According to social media management platform Sprout Social, opportunities for using AI in marketing include: social media listening, content generation, automation, audience segmentation and personalisation, data analysis for customer insights, reputation management, competitive intelligence and a multilingual advantage.

These elements combined provide a more efficient workflow and highly precise insights into the customer journey and market trends.

Looking ahead, future opportunities include computer vision (allows AI marketing tools to derive insights from non-text digital data available in the form of raw images – in retail this could be used to identify imperfections in products in a manufacturing assembly line or to ensure shelves are always full), AI chatbots, predictive and prescriptive AI and responsible AI.

The UK’s competition watchdog is launching a review of foundation AI models, the technology behind advanced tools like ChatGPT, to gain a better understanding of the market’s opportunities and risks.

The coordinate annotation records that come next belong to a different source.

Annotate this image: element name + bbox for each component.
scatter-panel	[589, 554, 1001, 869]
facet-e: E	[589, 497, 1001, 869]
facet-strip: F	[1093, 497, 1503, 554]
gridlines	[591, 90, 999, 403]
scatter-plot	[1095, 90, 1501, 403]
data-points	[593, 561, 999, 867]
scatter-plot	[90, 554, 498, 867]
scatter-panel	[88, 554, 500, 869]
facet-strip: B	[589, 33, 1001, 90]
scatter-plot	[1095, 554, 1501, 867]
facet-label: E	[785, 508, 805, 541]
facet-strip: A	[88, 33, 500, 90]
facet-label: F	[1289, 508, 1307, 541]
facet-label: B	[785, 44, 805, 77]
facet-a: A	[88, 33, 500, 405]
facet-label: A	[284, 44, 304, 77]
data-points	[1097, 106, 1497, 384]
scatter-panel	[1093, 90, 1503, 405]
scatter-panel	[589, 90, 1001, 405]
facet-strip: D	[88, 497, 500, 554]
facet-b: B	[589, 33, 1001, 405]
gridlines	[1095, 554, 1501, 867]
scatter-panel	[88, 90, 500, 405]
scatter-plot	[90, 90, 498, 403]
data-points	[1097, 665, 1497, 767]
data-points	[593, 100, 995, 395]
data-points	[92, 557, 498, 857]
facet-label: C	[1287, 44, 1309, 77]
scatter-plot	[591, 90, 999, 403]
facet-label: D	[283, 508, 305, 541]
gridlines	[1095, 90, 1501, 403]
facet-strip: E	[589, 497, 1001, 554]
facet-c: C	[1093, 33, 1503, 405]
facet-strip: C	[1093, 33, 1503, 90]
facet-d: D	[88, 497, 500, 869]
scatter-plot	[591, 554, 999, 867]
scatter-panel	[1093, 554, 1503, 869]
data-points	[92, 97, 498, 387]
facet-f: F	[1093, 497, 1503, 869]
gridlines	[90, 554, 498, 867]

Key areas of focus for the Competition and Markets Authority’s preliminary investigation are AI’s implications on safety, security, copyright, privacy and human rights, and its report is due to be published in September.

How brands and platforms are using AI

Social media giants such as Snapchat, TikTok and Instagram have already jumped aboard the AI chatbot bandwagon.

Snapchat’s My AI has received criticism, with Evan Spiegel, Snap Inc. chief executive officer, himself admitting it is “far from perfect”. However, at its Partner Summit in April, the company announced plans to commit to increased augmented reality and AI experiences.

As well as gathering customer intel and improving communication, brands are utilising AI for creative campaigns and innovative designs, particularly in the fashion sphere.

But perhaps most importantly, it opens up a more accessible and enjoyable world for the disabled community.

Earlier this year, the Estée Lauder Companies launched a Voice-Enabled Makeup Assistant app, to help visually impaired users more easily and confidently apply makeup.

More recently, YouTuber Lucy Edwards collaborated with visual assistance company Be My Eyes to promote its AI-powered Virtual Volunteer app, which she has used to navigate around the gym, select her outfits and buy food from the supermarket.

“Our mission is to make the world more accessible for 253 million people who are blind or have low vision,” a Be My Eyes spokesman tells CORQ.

“This is not only a natural extension of that mission – but also necessary to advance the interests and independence of our community.

“Imagine navigating a train system in an unfamiliar place, traveling in a foreign country where you don’t speak the language, browsing websites and social media platforms, online shopping, and a host of other ways we know our community will help us identify – the possibilities are limitless, and we’re just getting started.”